Na ação, o MPF pede que a emissora seja obrigada a ajustar a pronúncia para a forma paroxítona (reCORde) em toda a programação jornalística, orientando repórteres, apresentadores e locutores. O órgão também solicita indenização não inferior a R$ 10 milhões e requer liminar para que a mudança seja implementada imediatamente, sob pena de multa diária de R$ 50 mil.
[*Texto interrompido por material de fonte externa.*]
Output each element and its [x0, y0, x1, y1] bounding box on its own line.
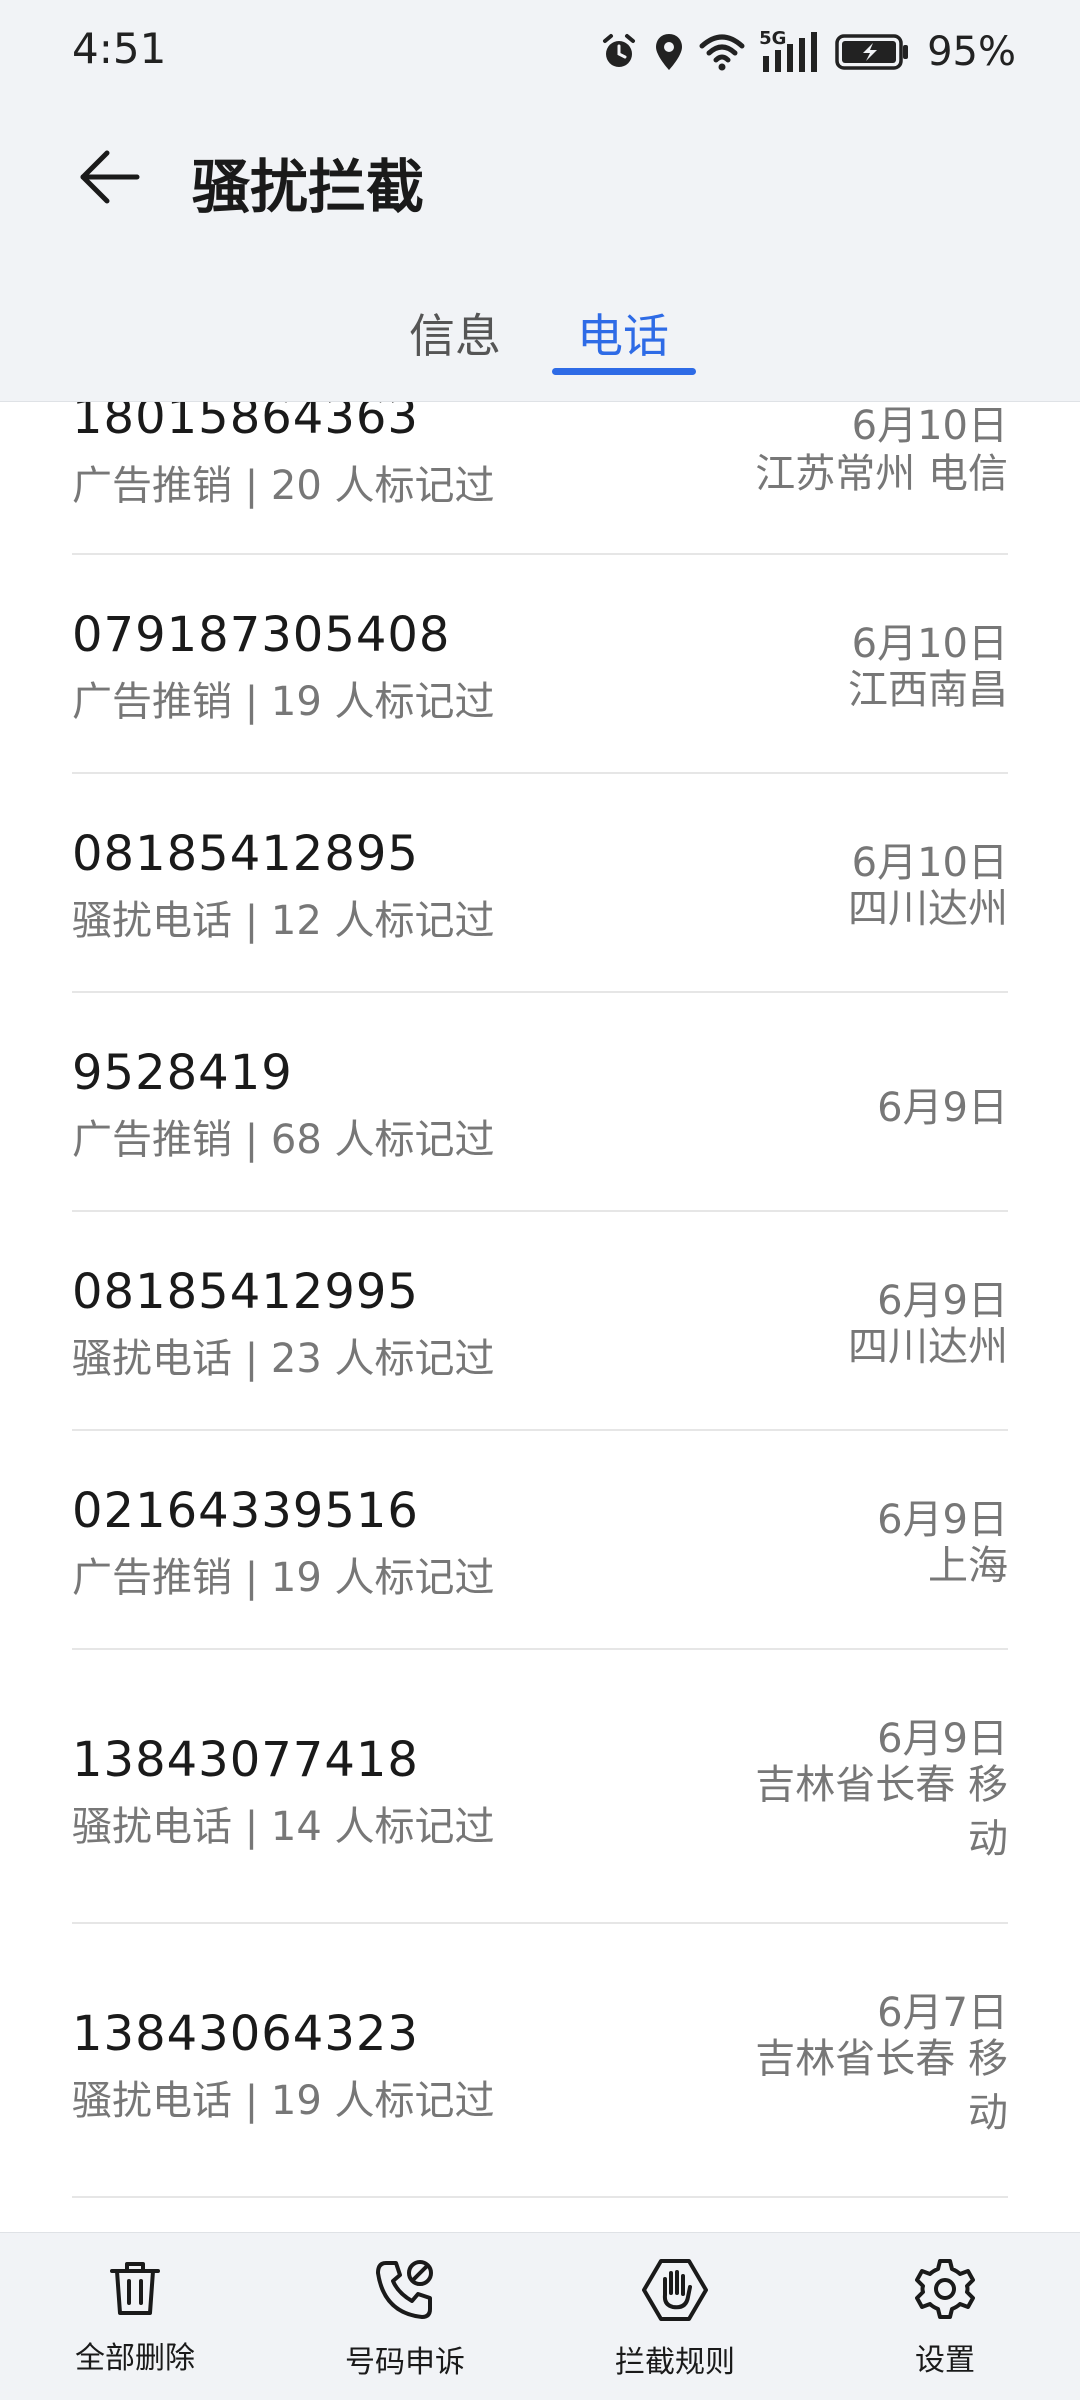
call-row[interactable]: 02164339516 广告推销 | 19 人标记过 6月9日 上海: [72, 1431, 1008, 1650]
gear-icon: [915, 2259, 975, 2319]
header-area: 4:51 5G 95% 骚扰拦截 信息 电话: [0, 0, 1080, 402]
call-tag: 广告推销 | 19 人标记过: [72, 679, 495, 725]
call-date: 6月9日: [877, 1278, 1008, 1324]
page-title: 骚扰拦截: [192, 153, 425, 221]
active-tab-indicator: [552, 368, 696, 375]
call-tag: 骚扰电话 | 12 人标记过: [72, 898, 495, 944]
phone-number: 079187305408: [72, 607, 451, 663]
signal-icon: 5G: [759, 28, 821, 74]
settings-label: 设置: [915, 2343, 975, 2378]
phone-number: 13843077418: [72, 1732, 419, 1788]
call-date: 6月7日: [877, 1990, 1008, 2036]
call-tag: 广告推销 | 20 人标记过: [72, 463, 495, 509]
blocked-call-list[interactable]: 18015864363 广告推销 | 20 人标记过 6月10日 江苏常州 电信…: [72, 335, 1008, 2198]
phone-number: 08185412995: [72, 1264, 419, 1320]
alarm-icon: [599, 32, 639, 72]
call-location: 上海: [928, 1543, 1008, 1589]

Segundo o procurador da República Cléber Eustáquio Neves, o Vocabulário Ortográfico da Língua Portuguesa (Volp), da Academia Brasileira de Letras, adotado oficialmente pelo Brasil por meio do Decreto 6.583/2008, registra “recorde” como palavra paroxítona, sem acento, com sílaba tônica em “cor”. O MPF argumenta que dicionários como Aurélio, Houaiss e Michaelis seguem a mesma orientação e não reconhecem “récorde” como forma correta.
O órgão sustenta que a repetição da forma considerada inadequada em rede nacional configura erro de prosódia e pode prejudicar o aprendizado de telespectadores, especialmente estudantes e candidatos a concursos públicos.